Of babies and having them

As she approached, I realized who she was—the girl from a birthday bonfire. She and I agreed through a Facebook group message to help our friend prepare for Burning Man by testing their shade structure. She and Chris were crying materials over to the spot we found at the panhandle. I grimaced upon recognition. I helped everyone move things into place. Then we paused as we took a break from the moving. “Hi, my name—” she said and stretched out her hand.

“We met earlier,” I said and then the words slipped out. “No babies.”

“No babies?”

“Yes,” I said and could not stop. “That’s what I remember the most about you. You don’t like babies.”

“Oh you mean having them? That’s a weird thing to remember”

“Yes…” I said and shifted the subject. “Hey, how shall we get started?”

But the slight bitterness stayed with me as I recalled her criticism of people having kids. We were talking about a mutual friend who couldn’t make it because she gave birth recently. “Why would you want to lose your freedom?” she said aloud to nobody in particular. “You can’t travel. I don’t think that it’s good. I can’t believe that they decided to have them. I love my life and think that other people shouldn’t have to give that up.”

I was silent then at first. “People change and want different things,” I mused, but I could feel a twist inside.

“Yeah,” she said and turned to me. “Why would anybody destroy their lives like that?”

I ate a marshmallow then, stuffing my mouth so I wouldn’t say anything more. After the bonfire, that’s all I could talk about. It was the second time in less than a year that I heard anti-children sentiment from people. And this time, it stayed with me.

On the panhandle, we hauled and hammered rebar, stretching pipes across them, and throwing tarp over the pipes. And as we did that work, a small child wandered over, curious about the construction.

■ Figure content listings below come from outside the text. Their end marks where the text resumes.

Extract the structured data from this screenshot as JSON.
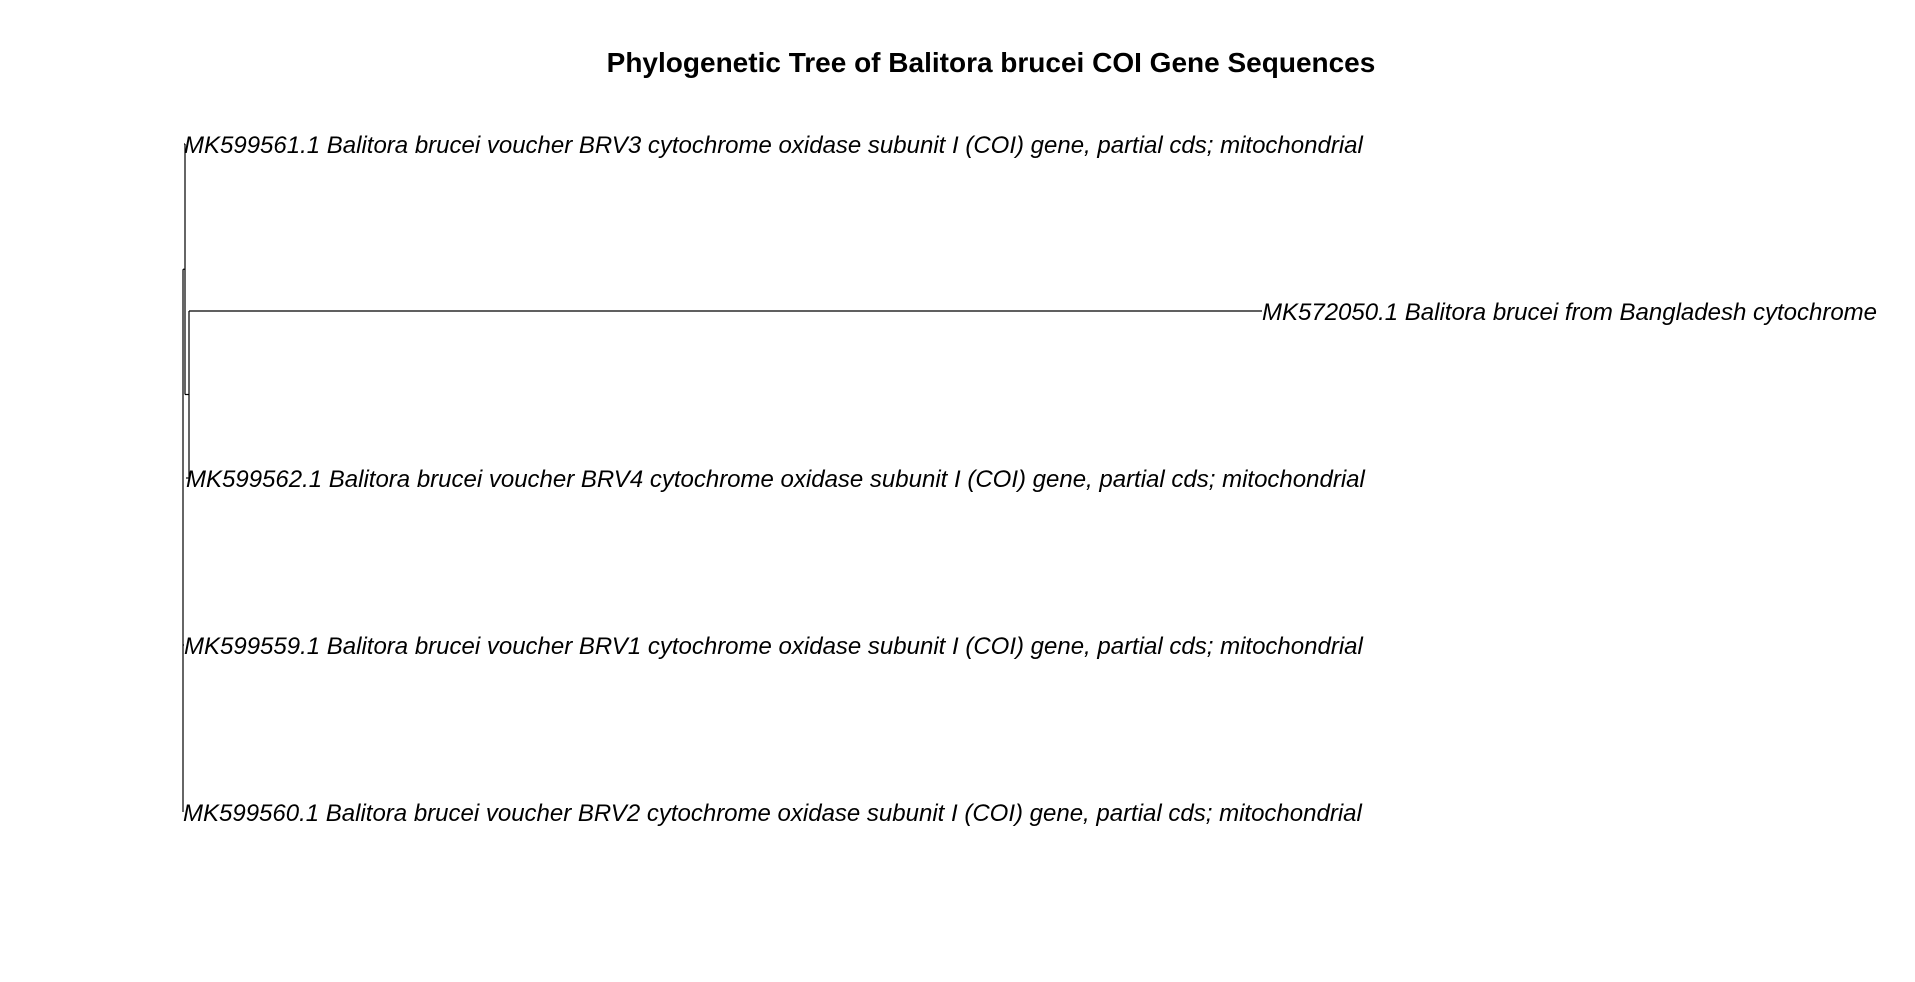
{
  "title": "Phylogenetic Tree of Balitora brucei COI Gene Sequences",
  "tree": {
    "type": "phylogram",
    "tips": [
      {
        "id": "tip1",
        "label": "MK599561.1 Balitora brucei voucher BRV3 cytochrome oxidase subunit I (COI) gene, partial cds; mitochondrial"
      },
      {
        "id": "tip2",
        "label": "MK572050.1 Balitora brucei from Bangladesh cytochrome"
      },
      {
        "id": "tip3",
        "label": "MK599562.1 Balitora brucei voucher BRV4 cytochrome oxidase subunit I (COI) gene, partial cds; mitochondrial"
      },
      {
        "id": "tip4",
        "label": "MK599559.1 Balitora brucei voucher BRV1 cytochrome oxidase subunit I (COI) gene, partial cds; mitochondrial"
      },
      {
        "id": "tip5",
        "label": "MK599560.1 Balitora brucei voucher BRV2 cytochrome oxidase subunit I (COI) gene, partial cds; mitochondrial"
      }
    ],
    "branch_lengths": {
      "root_to_n1": 0.0005,
      "n1_to_tip1": 0.0005,
      "n1_to_n2": 0.002,
      "n2_to_tip2": 0.5,
      "n2_to_tip3": 0.0,
      "root_to_tip4": 0.0005,
      "root_to_tip5": 0.0
    }
  }
}
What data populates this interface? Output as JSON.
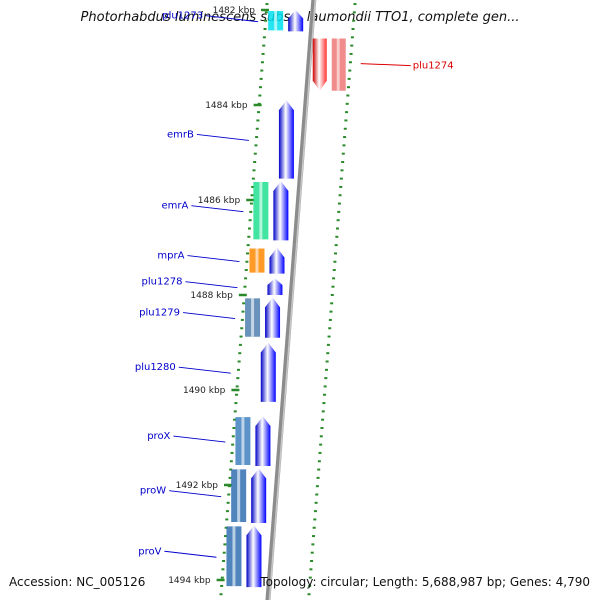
{
  "title": "Photorhabdus luminescens subsp. laumondii TTO1, complete gen...",
  "footer": {
    "accession": "Accession: NC_005126",
    "info": "Topology: circular; Length: 5,688,987 bp; Genes: 4,790"
  },
  "colors": {
    "forward_gene": "#0000ee",
    "reverse_gene": "#ee0000",
    "label_forward": "#0000cc",
    "label_reverse": "#dd0000",
    "tick": "#2a8a2a",
    "backbone": "#8c8c8c"
  },
  "scale_labels": [
    {
      "text": "1482 kbp",
      "pos": 1482
    },
    {
      "text": "1484 kbp",
      "pos": 1484
    },
    {
      "text": "1486 kbp",
      "pos": 1486
    },
    {
      "text": "1488 kbp",
      "pos": 1488
    },
    {
      "text": "1490 kbp",
      "pos": 1490
    },
    {
      "text": "1492 kbp",
      "pos": 1492
    },
    {
      "text": "1494 kbp",
      "pos": 1494
    }
  ],
  "genes": [
    {
      "name": "plu1273",
      "strand": "+",
      "start": 1482.0,
      "end": 1482.45,
      "feature_color": "#00e0f0"
    },
    {
      "name": "plu1274",
      "strand": "-",
      "start": 1482.6,
      "end": 1483.7,
      "feature_color": "#ff2020"
    },
    {
      "name": "emrB",
      "strand": "+",
      "start": 1483.9,
      "end": 1485.55
    },
    {
      "name": "emrA",
      "strand": "+",
      "start": 1485.6,
      "end": 1486.85,
      "feature_color": "#20e090"
    },
    {
      "name": "mprA",
      "strand": "+",
      "start": 1487.0,
      "end": 1487.55,
      "feature_color": "#ff8800"
    },
    {
      "name": "plu1278",
      "strand": "+",
      "start": 1487.65,
      "end": 1488.0
    },
    {
      "name": "plu1279",
      "strand": "+",
      "start": 1488.05,
      "end": 1488.9,
      "feature_color": "#5080b0"
    },
    {
      "name": "plu1280",
      "strand": "+",
      "start": 1489.0,
      "end": 1490.25
    },
    {
      "name": "proX",
      "strand": "+",
      "start": 1490.55,
      "end": 1491.6,
      "feature_color": "#4080c0"
    },
    {
      "name": "proW",
      "strand": "+",
      "start": 1491.65,
      "end": 1492.8,
      "feature_color": "#3070b0"
    },
    {
      "name": "proV",
      "strand": "+",
      "start": 1492.85,
      "end": 1494.15,
      "feature_color": "#3070b0"
    }
  ]
}
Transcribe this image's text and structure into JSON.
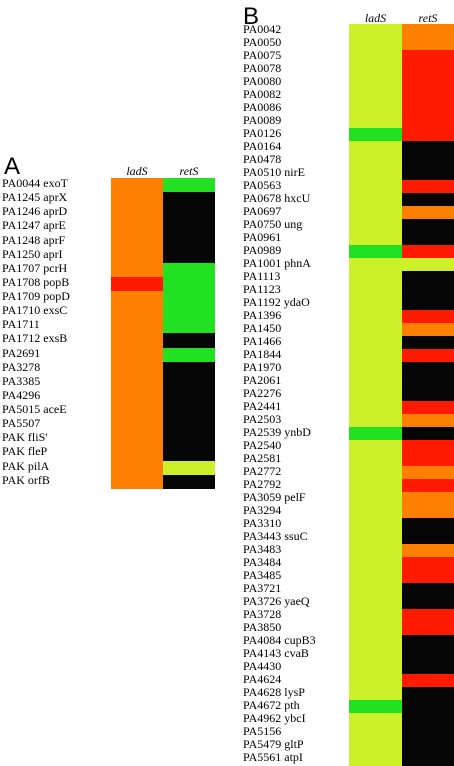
{
  "colors": {
    "orange": "#ff8000",
    "red": "#ff1a00",
    "green": "#22e022",
    "lime": "#ccf02a",
    "black": "#060606"
  },
  "panel_a": {
    "letter": "A",
    "columns": [
      "ladS",
      "retS"
    ],
    "genes": [
      {
        "label": "PA0044 exoT",
        "ladS": "orange",
        "retS": "green"
      },
      {
        "label": "PA1245 aprX",
        "ladS": "orange",
        "retS": "black"
      },
      {
        "label": "PA1246 aprD",
        "ladS": "orange",
        "retS": "black"
      },
      {
        "label": "PA1247 aprE",
        "ladS": "orange",
        "retS": "black"
      },
      {
        "label": "PA1248 aprF",
        "ladS": "orange",
        "retS": "black"
      },
      {
        "label": "PA1250 aprI",
        "ladS": "orange",
        "retS": "black"
      },
      {
        "label": "PA1707 pcrH",
        "ladS": "orange",
        "retS": "green"
      },
      {
        "label": "PA1708 popB",
        "ladS": "red",
        "retS": "green"
      },
      {
        "label": "PA1709 popD",
        "ladS": "orange",
        "retS": "green"
      },
      {
        "label": "PA1710 exsC",
        "ladS": "orange",
        "retS": "green"
      },
      {
        "label": "PA1711",
        "ladS": "orange",
        "retS": "green"
      },
      {
        "label": "PA1712 exsB",
        "ladS": "orange",
        "retS": "black"
      },
      {
        "label": "PA2691",
        "ladS": "orange",
        "retS": "green"
      },
      {
        "label": "PA3278",
        "ladS": "orange",
        "retS": "black"
      },
      {
        "label": "PA3385",
        "ladS": "orange",
        "retS": "black"
      },
      {
        "label": "PA4296",
        "ladS": "orange",
        "retS": "black"
      },
      {
        "label": "PA5015 aceE",
        "ladS": "orange",
        "retS": "black"
      },
      {
        "label": "PA5507",
        "ladS": "orange",
        "retS": "black"
      },
      {
        "label": "PAK fliS'",
        "ladS": "orange",
        "retS": "black"
      },
      {
        "label": "PAK fleP",
        "ladS": "orange",
        "retS": "black"
      },
      {
        "label": "PAK pilA",
        "ladS": "orange",
        "retS": "lime"
      },
      {
        "label": "PAK orfB",
        "ladS": "orange",
        "retS": "black"
      }
    ]
  },
  "panel_b": {
    "letter": "B",
    "columns": [
      "ladS",
      "retS"
    ],
    "genes": [
      {
        "label": "PA0042",
        "ladS": "lime",
        "retS": "orange"
      },
      {
        "label": "PA0050",
        "ladS": "lime",
        "retS": "orange"
      },
      {
        "label": "PA0075",
        "ladS": "lime",
        "retS": "red"
      },
      {
        "label": "PA0078",
        "ladS": "lime",
        "retS": "red"
      },
      {
        "label": "PA0080",
        "ladS": "lime",
        "retS": "red"
      },
      {
        "label": "PA0082",
        "ladS": "lime",
        "retS": "red"
      },
      {
        "label": "PA0086",
        "ladS": "lime",
        "retS": "red"
      },
      {
        "label": "PA0089",
        "ladS": "lime",
        "retS": "red"
      },
      {
        "label": "PA0126",
        "ladS": "green",
        "retS": "red"
      },
      {
        "label": "PA0164",
        "ladS": "lime",
        "retS": "black"
      },
      {
        "label": "PA0478",
        "ladS": "lime",
        "retS": "black"
      },
      {
        "label": "PA0510 nirE",
        "ladS": "lime",
        "retS": "black"
      },
      {
        "label": "PA0563",
        "ladS": "lime",
        "retS": "red"
      },
      {
        "label": "PA0678 hxcU",
        "ladS": "lime",
        "retS": "black"
      },
      {
        "label": "PA0697",
        "ladS": "lime",
        "retS": "orange"
      },
      {
        "label": "PA0750 ung",
        "ladS": "lime",
        "retS": "black"
      },
      {
        "label": "PA0961",
        "ladS": "lime",
        "retS": "black"
      },
      {
        "label": "PA0989",
        "ladS": "green",
        "retS": "red"
      },
      {
        "label": "PA1001 phnA",
        "ladS": "lime",
        "retS": "lime"
      },
      {
        "label": "PA1113",
        "ladS": "lime",
        "retS": "black"
      },
      {
        "label": "PA1123",
        "ladS": "lime",
        "retS": "black"
      },
      {
        "label": "PA1192 ydaO",
        "ladS": "lime",
        "retS": "black"
      },
      {
        "label": "PA1396",
        "ladS": "lime",
        "retS": "red"
      },
      {
        "label": "PA1450",
        "ladS": "lime",
        "retS": "orange"
      },
      {
        "label": "PA1466",
        "ladS": "lime",
        "retS": "black"
      },
      {
        "label": "PA1844",
        "ladS": "lime",
        "retS": "red"
      },
      {
        "label": "PA1970",
        "ladS": "lime",
        "retS": "black"
      },
      {
        "label": "PA2061",
        "ladS": "lime",
        "retS": "black"
      },
      {
        "label": "PA2276",
        "ladS": "lime",
        "retS": "black"
      },
      {
        "label": "PA2441",
        "ladS": "lime",
        "retS": "red"
      },
      {
        "label": "PA2503",
        "ladS": "lime",
        "retS": "orange"
      },
      {
        "label": "PA2539 ynbD",
        "ladS": "green",
        "retS": "black"
      },
      {
        "label": "PA2540",
        "ladS": "lime",
        "retS": "red"
      },
      {
        "label": "PA2581",
        "ladS": "lime",
        "retS": "red"
      },
      {
        "label": "PA2772",
        "ladS": "lime",
        "retS": "orange"
      },
      {
        "label": "PA2792",
        "ladS": "lime",
        "retS": "red"
      },
      {
        "label": "PA3059 pelF",
        "ladS": "lime",
        "retS": "orange"
      },
      {
        "label": "PA3294",
        "ladS": "lime",
        "retS": "orange"
      },
      {
        "label": "PA3310",
        "ladS": "lime",
        "retS": "black"
      },
      {
        "label": "PA3443 ssuC",
        "ladS": "lime",
        "retS": "black"
      },
      {
        "label": "PA3483",
        "ladS": "lime",
        "retS": "orange"
      },
      {
        "label": "PA3484",
        "ladS": "lime",
        "retS": "red"
      },
      {
        "label": "PA3485",
        "ladS": "lime",
        "retS": "red"
      },
      {
        "label": "PA3721",
        "ladS": "lime",
        "retS": "black"
      },
      {
        "label": "PA3726 yaeQ",
        "ladS": "lime",
        "retS": "black"
      },
      {
        "label": "PA3728",
        "ladS": "lime",
        "retS": "red"
      },
      {
        "label": "PA3850",
        "ladS": "lime",
        "retS": "red"
      },
      {
        "label": "PA4084 cupB3",
        "ladS": "lime",
        "retS": "black"
      },
      {
        "label": "PA4143 cvaB",
        "ladS": "lime",
        "retS": "black"
      },
      {
        "label": "PA4430",
        "ladS": "lime",
        "retS": "black"
      },
      {
        "label": "PA4624",
        "ladS": "lime",
        "retS": "red"
      },
      {
        "label": "PA4628 lysP",
        "ladS": "lime",
        "retS": "black"
      },
      {
        "label": "PA4672 pth",
        "ladS": "green",
        "retS": "black"
      },
      {
        "label": "PA4962 ybcI",
        "ladS": "lime",
        "retS": "black"
      },
      {
        "label": "PA5156",
        "ladS": "lime",
        "retS": "black"
      },
      {
        "label": "PA5479 gltP",
        "ladS": "lime",
        "retS": "black"
      },
      {
        "label": "PA5561 atpI",
        "ladS": "lime",
        "retS": "black"
      }
    ]
  }
}
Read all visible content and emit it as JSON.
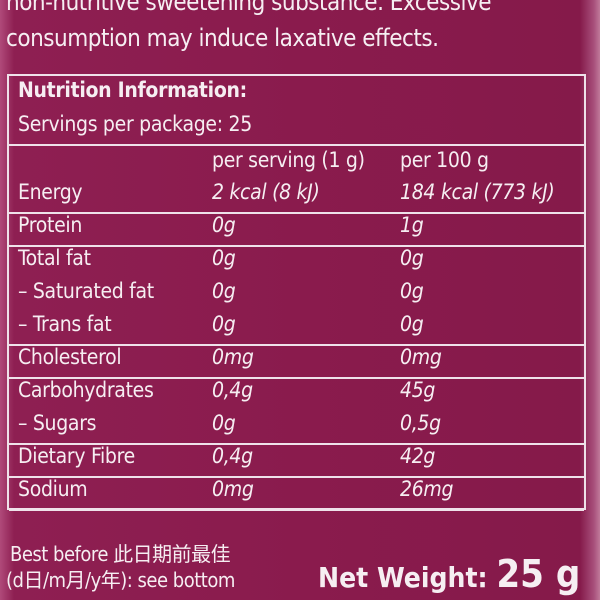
{
  "warning": {
    "line1": "non-nutritive sweetening substance. Excessive",
    "line2": "consumption may induce laxative effects."
  },
  "nutrition": {
    "title": "Nutrition Information:",
    "servings": "Servings per package: 25",
    "col_per_serving": "per serving (1 g)",
    "col_per_100g": "per 100 g",
    "rows": [
      {
        "label": "Energy",
        "per_serving": "2 kcal (8 kJ)",
        "per_100g": "184 kcal (773 kJ)"
      },
      {
        "label": "Protein",
        "per_serving": "0g",
        "per_100g": "1g"
      },
      {
        "label": "Total fat",
        "per_serving": "0g",
        "per_100g": "0g"
      },
      {
        "label": "– Saturated fat",
        "per_serving": "0g",
        "per_100g": "0g"
      },
      {
        "label": "– Trans fat",
        "per_serving": "0g",
        "per_100g": "0g"
      },
      {
        "label": "Cholesterol",
        "per_serving": "0mg",
        "per_100g": "0mg"
      },
      {
        "label": "Carbohydrates",
        "per_serving": "0,4g",
        "per_100g": "45g"
      },
      {
        "label": "– Sugars",
        "per_serving": "0g",
        "per_100g": "0,5g"
      },
      {
        "label": "Dietary Fibre",
        "per_serving": "0,4g",
        "per_100g": "42g"
      },
      {
        "label": "Sodium",
        "per_serving": "0mg",
        "per_100g": "26mg"
      }
    ]
  },
  "footer": {
    "best_before_line1": "Best before 此日期前最佳",
    "best_before_line2": "(d日/m月/y年): see bottom",
    "net_weight_label": "Net Weight:",
    "net_weight_value": "25 g"
  },
  "colors": {
    "background": "#8a1b4d",
    "text": "#f6eef2"
  }
}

He barely reached my knee and said nothing. His strut was awkward and unrefined. He outstretched his hands and his mother asked whether he could play.

“Come and place your hands on that pipe,” I said.

He didn’t really quite listen to me, but he placed one hand on a pipe. His face collapsed into a big smile and chuckles fell out. “There you go!” I cried as I lifted the pipe and his hand “pushed” it upward. “Wow, we really needed your help. Thank you so much!”

The boy jumped up and down, clapping. “Thank you,” his mother mouthed as the boy ran back to her.